Утром, только я вышел из квартиры, повело. Стены стали жидкими. Из-под лопатки стонала раненая собака. Грудь ввернулась. Ребра рвали плоть. Все стало ясным и простым. Кровь залила уши и шею. Уже не услышал звука, с которым завернутое в пальто тело обрушивается на бетон с высоты роста…
Странное это ощущение – умирать. Вчера еще вроде была весна, пели птицы на рассвете, девушки надевали цветочные наряды, а сегодня кровь в горле и незачем дышать. Сосед уже не достает, а просто плетется испуганной тенью по стене, пачкая известью видавшее Ленина трико. И солнце по ступенькам уже не льется – оно все расплескалось и медленно впитывается в пыльные бетонные ступени, оставляя грязные, ржавые пятна. Но в принципе уже не важно. Глаза закрываются красной кулисой, и смотритель гасит свет. Спектакль, похоже, отменяется.
– Разряд!
– Да обожди ты… Все, Юрка, давай…
– Убирай руки…
Вспышка. Весь как мокрая тряпка выкрутился, выгнулся. Уже все знаешь. Эти спасут. Просто потому, что это их работа и им наплевать на то, кто ты, кем был. С кем был. Зачем был. Их интересует одно…
– В сердце коли! Бля, да не эту иглу.
– Не ори – я уже два года этого не дела.
– Придержи его, вдруг дернется.
– Куда, блин? К архангелам? Он уже там. Коли давай….
Чтобы был. Просто. Что если и ушел – то уж точно не в их дежурство. У них там спирт в каптерке, и шпроты, и картошка с маслом и луком в стеклянной банке. И домино на столике. Под газеткой… А так – загнусь, и пропал весь вечер…
– Есть! Затрепетал… давление пошло… А че с головой у него? Били что-ли?
– Не-а, упал на площадке – об перила ударился. Думаю, это его меньше всего беспокоит. Илюха, я закурю?
– Бля, что за дурацкая привычка спрашивать, когда уже закурил? Я те что, хоть раз нет сказал? А если бы сказал – это что, тебя бы остановило?
– Че ты завелся? Я те что…
– Ладно, не бзди, докуривай и поехали. Нашему товарищу, похоже, срочна нужна хорошая капельница физраствора, тарелка хреновой каши и мягкая клопяная перина.

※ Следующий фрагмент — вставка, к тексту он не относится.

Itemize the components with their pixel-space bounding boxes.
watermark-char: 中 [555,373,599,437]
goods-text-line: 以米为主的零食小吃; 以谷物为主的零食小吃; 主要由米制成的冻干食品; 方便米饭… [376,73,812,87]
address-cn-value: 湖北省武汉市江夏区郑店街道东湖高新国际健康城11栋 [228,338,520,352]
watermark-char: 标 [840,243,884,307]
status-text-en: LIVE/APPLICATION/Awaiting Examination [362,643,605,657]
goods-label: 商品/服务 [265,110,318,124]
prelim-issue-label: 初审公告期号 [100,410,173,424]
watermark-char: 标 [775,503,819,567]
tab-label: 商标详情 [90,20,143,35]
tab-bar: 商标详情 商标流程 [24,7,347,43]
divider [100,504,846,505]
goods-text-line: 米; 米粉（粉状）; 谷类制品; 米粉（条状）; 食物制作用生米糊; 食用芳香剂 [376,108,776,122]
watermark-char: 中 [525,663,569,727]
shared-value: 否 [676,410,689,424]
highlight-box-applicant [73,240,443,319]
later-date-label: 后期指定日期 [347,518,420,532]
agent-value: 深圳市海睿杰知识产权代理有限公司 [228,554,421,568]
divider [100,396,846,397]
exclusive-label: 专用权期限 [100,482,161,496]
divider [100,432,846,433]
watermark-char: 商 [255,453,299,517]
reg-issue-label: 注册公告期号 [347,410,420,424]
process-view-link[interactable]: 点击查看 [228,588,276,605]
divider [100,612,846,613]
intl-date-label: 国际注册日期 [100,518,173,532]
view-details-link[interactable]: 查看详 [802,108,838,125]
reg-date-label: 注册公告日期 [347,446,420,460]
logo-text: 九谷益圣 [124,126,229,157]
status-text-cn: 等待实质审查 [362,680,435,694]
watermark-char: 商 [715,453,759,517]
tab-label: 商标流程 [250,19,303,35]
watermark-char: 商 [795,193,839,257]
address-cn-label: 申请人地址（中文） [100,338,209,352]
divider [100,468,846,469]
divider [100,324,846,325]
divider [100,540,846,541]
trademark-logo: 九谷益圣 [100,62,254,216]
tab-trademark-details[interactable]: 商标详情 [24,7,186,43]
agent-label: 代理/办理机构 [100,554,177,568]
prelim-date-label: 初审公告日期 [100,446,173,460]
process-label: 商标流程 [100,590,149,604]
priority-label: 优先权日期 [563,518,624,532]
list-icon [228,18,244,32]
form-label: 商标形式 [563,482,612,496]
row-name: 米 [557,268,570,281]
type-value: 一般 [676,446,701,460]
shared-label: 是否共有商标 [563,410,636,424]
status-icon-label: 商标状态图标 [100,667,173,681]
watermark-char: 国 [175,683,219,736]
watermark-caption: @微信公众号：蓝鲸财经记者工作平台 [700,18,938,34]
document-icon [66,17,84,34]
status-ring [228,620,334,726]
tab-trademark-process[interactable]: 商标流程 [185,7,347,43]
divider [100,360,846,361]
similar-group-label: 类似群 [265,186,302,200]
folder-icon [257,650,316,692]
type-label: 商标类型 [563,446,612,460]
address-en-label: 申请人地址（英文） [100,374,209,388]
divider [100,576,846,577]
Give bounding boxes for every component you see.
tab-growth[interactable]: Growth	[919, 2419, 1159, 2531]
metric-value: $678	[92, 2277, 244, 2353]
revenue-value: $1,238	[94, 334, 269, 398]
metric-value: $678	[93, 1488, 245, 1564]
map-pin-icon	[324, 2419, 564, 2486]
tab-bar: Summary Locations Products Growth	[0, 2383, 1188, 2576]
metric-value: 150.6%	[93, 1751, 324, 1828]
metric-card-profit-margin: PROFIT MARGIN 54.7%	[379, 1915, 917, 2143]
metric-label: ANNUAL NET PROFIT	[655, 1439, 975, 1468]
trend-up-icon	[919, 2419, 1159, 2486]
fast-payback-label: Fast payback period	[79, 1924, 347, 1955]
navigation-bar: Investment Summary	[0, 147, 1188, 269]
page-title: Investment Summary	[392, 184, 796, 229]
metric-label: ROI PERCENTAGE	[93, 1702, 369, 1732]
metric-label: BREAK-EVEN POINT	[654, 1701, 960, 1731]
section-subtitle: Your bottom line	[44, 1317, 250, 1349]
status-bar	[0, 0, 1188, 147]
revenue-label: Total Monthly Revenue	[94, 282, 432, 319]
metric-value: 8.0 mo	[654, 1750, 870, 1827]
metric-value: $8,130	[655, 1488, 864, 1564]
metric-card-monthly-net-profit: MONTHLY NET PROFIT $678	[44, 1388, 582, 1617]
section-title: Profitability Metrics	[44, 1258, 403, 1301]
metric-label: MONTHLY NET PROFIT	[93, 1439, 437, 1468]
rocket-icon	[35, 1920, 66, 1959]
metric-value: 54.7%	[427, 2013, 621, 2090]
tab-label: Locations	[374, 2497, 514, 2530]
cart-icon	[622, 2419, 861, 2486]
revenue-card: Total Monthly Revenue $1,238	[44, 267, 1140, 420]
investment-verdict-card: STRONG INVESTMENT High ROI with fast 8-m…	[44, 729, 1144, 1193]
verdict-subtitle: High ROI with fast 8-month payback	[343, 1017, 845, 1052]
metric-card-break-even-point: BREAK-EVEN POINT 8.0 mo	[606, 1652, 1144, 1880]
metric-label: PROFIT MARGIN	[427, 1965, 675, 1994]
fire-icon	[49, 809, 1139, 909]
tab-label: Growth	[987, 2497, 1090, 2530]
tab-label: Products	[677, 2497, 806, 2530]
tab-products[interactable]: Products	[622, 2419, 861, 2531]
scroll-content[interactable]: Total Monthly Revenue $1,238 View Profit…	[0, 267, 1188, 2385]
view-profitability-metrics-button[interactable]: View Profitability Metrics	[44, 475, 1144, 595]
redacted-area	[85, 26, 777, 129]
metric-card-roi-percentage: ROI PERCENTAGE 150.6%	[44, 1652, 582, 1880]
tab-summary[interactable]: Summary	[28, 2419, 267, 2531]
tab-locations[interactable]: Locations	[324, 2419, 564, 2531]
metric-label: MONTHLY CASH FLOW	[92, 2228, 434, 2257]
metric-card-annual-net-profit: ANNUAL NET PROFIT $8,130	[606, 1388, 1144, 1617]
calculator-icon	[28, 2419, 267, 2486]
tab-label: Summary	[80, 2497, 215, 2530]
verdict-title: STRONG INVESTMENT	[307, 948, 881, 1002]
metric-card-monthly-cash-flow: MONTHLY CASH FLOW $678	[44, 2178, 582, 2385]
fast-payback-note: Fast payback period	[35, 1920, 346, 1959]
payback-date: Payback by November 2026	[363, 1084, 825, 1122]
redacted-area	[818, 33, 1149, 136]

– О, он глазенки открыл… Ну, че, милок, тоннель видел? Тени? Голоса? Нет? Значит, не ждали тя там. А вот Зинаида Георгиевна ждет и, скорее всего, уже приготовила тебе карточку и анализы. Не будем заставлять ее ждать. Нехорошо это… Все, бросай соску! Михалыч, давай в шестую!
– По депутатски или по человечески?
– Ясен хрен, с мигалками и музыкой. А то вдруг его опять к тоннелям божьим потянет…
Блин, вот ведь залет – так спокойно было. Ничего не болело, просто уходил и ни о чем не волновался, уже сейчас на арфе херувимам гимны бы пел. Нет, эти приехали, вытащили, а теперь везут по городу в колеснице с иерихонской трубой, и все, что я вижу, – это надпись на люке – «запасной выход». Куда, блядь?
Два доктора. Халаты белые, а в руках – чай с чабрецом в кружках.
– Инсульт. С остановкой сердца. И это в тридцать с небольшим. Откуда?
– Милейший, тридцать с небольшим – это самый подлый возраст. В это время можно легко подхватить ветрянку, отягощенную старческим маразмом. Выкарабкался – уже хорошо. Теперь восстановить. Поставить на ноги. И запретить курить. Категорически. Или хотя бы меньше. Все пальцы вон желтые.
– Повешаю картины Босха в палате. Начнет следить за своим образом жизни. И смерти.
– Смешно. А родные где, кстати?
– Невеста вчера приезжала. Плакала в коридоре. Яблоки просила передать.
– И где они?
– Да ночная смена сожрала.
– Ну ясно. Кто в дозоре сегодня?
– Серикова. Пойдем покурим?
– А пойдем.
Захотелось встать и отобрать у них чай. Пить хотелось жутко.